Cómo mejorar el uso del cuerpo: postura, respiración, movimiento…

¿Alguna vez has intentado cambiar tu postura, mejorar tu respiración o hacer alguna acción cotidiana con menos esfuerzo y has obtenido justo lo contrario de lo que pretendías?

Veamos porqué sucede esto. Cuando tomamos una decisión estamos manejando conceptos mentales. Pero el cuerpo no entiende ni el castellano ni ningún otro idioma. Así que no se siente aludido por nuestros pensamientos (por muy bienintencionados que sean). Esto no quiere decir sea malo tomar esas decisiones sino que no es suficiente.

Es necesario pasar a la acción y transmitirle al organismo el mensaje de forma que lo entienda y, sobre todo, que esté de acuerdo.

¿Cómo podemos hacer que el cuerpo entienda y esté de acuerdo con nuestro propósito?

Por un lado es necesario hablarle en un idioma que sí entienda. El lenguaje del cuerpo son las sensaciones, aunque también entiende de emociones y de imágenes que las evoquen.

Y por otro, la manera en que hagamos ese “diálogo” con el cuerpo, va a ser decisiva para los resultados.

¿Qué quiere decir esto?

Cuando queremos mejorar algo supone un cambio. Y muchas veces ese cambio implica:

  • Que hemos juzgado lo que está sucediendo (en esa parte o función del cuerpo) como incorrecto, insuficiente, inadecuado…
  • Entonces lo vivimos como algo desagradable y establecemos una relación de rechazo que nos lleva a huir de esa experiencia.
  • Y nos disponemos a intentar alcanzar nuestro objetivo intentando acercarnos a un modelo de lo que sería correcto.

Y estos ingredientes, del supuesto cambio, no sólo no son favorables sino que están invitando al cuerpo a no participar en ello.

¿Por qué?

  • Quizá lo que sucede no está tan mal, y sea un mensaje que nos indica que hay alguna necesidad insatisfecha.
  • Si rechazamos esas señales, no solo no atenderemos a los mensajes que nos envía el cuerpo sino que, además, éste sentirá el rechazo y reaccionará a él como sabe hacerlo: tensándose, cerrándose,…protegiéndose.
  • El modelo que tenemos en nuestra cabeza de lo que es adecuado muchas veces no es tan beneficioso como creíamos o no corresponde con el funcionamiento natural de nuestro cuerpo. Y lo que sucede frecuentemente cuando corregimos es que estamos intentando someter al cuerpo a un modelo mental, creándose así una lucha interna entre dos motivaciones cruzadas u opuestas. Y ya sabemos lo que sucede cuando tenemos esas luchas internas…
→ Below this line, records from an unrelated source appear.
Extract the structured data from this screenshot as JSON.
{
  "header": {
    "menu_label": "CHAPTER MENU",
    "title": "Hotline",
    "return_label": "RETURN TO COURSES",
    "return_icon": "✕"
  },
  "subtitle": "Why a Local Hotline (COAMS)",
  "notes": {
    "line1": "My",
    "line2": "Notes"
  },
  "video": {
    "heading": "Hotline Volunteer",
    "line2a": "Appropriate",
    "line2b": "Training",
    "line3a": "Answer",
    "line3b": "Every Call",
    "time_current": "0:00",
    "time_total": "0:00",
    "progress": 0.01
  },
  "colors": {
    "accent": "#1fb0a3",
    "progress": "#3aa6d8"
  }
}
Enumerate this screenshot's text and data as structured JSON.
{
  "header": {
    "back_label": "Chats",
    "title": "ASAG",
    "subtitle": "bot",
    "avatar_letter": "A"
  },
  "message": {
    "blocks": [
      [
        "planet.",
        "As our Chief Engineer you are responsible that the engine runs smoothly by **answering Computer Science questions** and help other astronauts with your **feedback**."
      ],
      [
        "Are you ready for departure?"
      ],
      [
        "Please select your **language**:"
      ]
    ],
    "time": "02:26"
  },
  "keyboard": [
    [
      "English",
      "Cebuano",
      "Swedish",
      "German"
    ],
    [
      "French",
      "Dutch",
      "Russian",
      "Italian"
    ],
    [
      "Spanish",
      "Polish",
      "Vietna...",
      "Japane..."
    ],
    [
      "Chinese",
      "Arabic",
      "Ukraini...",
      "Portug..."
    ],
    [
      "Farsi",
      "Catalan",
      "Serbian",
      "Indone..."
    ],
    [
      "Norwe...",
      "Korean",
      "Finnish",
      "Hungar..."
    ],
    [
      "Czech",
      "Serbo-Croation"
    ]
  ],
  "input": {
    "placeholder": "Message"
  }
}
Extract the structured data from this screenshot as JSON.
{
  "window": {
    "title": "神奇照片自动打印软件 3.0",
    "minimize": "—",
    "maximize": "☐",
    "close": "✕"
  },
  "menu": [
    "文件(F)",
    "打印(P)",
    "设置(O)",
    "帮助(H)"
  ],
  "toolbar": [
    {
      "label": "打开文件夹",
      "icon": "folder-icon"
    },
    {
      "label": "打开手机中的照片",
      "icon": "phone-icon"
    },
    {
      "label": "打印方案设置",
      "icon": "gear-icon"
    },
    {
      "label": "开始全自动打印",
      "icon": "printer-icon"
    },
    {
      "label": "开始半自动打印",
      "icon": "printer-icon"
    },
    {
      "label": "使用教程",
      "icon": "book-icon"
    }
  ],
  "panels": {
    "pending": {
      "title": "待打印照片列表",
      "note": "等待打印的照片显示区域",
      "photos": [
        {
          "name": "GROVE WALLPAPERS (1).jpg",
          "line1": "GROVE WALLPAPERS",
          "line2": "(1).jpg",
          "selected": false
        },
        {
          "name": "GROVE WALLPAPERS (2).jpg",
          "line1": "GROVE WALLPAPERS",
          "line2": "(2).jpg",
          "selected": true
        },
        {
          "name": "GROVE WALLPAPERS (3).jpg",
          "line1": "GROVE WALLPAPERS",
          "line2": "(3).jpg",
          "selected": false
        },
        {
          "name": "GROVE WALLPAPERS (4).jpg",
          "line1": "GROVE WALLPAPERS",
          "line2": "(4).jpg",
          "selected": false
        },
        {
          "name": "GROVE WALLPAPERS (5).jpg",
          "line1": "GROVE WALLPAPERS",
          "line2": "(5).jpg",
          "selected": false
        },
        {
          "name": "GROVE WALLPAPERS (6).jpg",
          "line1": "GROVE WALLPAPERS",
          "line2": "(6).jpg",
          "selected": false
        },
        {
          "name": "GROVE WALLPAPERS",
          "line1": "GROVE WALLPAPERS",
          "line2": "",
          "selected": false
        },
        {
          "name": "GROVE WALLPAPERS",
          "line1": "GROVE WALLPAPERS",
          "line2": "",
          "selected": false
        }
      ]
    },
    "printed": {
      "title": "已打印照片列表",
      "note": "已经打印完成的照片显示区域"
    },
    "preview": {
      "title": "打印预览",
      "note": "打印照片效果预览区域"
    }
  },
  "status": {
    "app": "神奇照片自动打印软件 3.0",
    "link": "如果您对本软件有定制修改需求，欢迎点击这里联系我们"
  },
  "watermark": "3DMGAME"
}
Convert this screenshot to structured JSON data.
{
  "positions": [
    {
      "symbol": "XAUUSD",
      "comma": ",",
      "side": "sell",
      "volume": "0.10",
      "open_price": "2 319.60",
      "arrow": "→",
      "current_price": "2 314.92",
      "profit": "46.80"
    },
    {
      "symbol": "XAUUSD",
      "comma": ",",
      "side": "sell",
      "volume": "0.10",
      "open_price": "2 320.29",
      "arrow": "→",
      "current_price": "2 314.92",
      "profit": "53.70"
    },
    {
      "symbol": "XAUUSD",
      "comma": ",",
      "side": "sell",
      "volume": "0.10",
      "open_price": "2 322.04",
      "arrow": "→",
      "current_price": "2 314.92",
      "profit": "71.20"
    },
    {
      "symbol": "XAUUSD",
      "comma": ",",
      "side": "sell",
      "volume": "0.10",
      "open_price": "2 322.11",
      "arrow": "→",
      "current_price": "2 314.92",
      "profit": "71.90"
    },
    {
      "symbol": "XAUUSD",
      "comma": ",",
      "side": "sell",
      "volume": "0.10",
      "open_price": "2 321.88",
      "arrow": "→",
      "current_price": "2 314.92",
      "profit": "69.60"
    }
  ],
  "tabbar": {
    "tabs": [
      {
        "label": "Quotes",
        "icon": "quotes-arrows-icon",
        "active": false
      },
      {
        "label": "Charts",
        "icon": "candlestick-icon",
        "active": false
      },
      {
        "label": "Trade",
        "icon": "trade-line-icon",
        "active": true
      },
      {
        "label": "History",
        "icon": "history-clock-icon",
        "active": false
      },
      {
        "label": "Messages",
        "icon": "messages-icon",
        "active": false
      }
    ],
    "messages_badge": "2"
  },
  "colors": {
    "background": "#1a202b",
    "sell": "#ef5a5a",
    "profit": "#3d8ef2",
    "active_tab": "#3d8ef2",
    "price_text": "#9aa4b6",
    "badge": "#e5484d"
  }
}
Entonces, ¿Qué hay que hacer para modificar y mejorar el uso de nuestro cuerpo?

De alguna manera es necesario:

  • Escucharlo, sentirlo y tratarlo amablemente, con afecto.
  • Abrirnos a sus mensajes como lo que son: informaciones que buscan la autorregulación y el equilibrio.
  • Ofrecerle la experiencia de mejores opciones, para que sea nuestro propio organismo el que prefiera el cambio. No por imposición, no de forma racional, sino por propia ecología corporal.
  • Y mantener activo este proceso de cambio al menos lo que sea necesario para que la nueva información sustituya a la antigua.

 ¿Cómo podemos aprender a hacer este proceso?

Aunque, por supuesto, es posible hacerlo uno mismo con paciencia y perseverancia, también podemos beneficiarnos de los conocimientos y  experiencias de los profesionales de la educación somática.

Método Feldenkrais es un innovador y eficaz método especializado en este tipo de procesos de aprendizaje orgánico.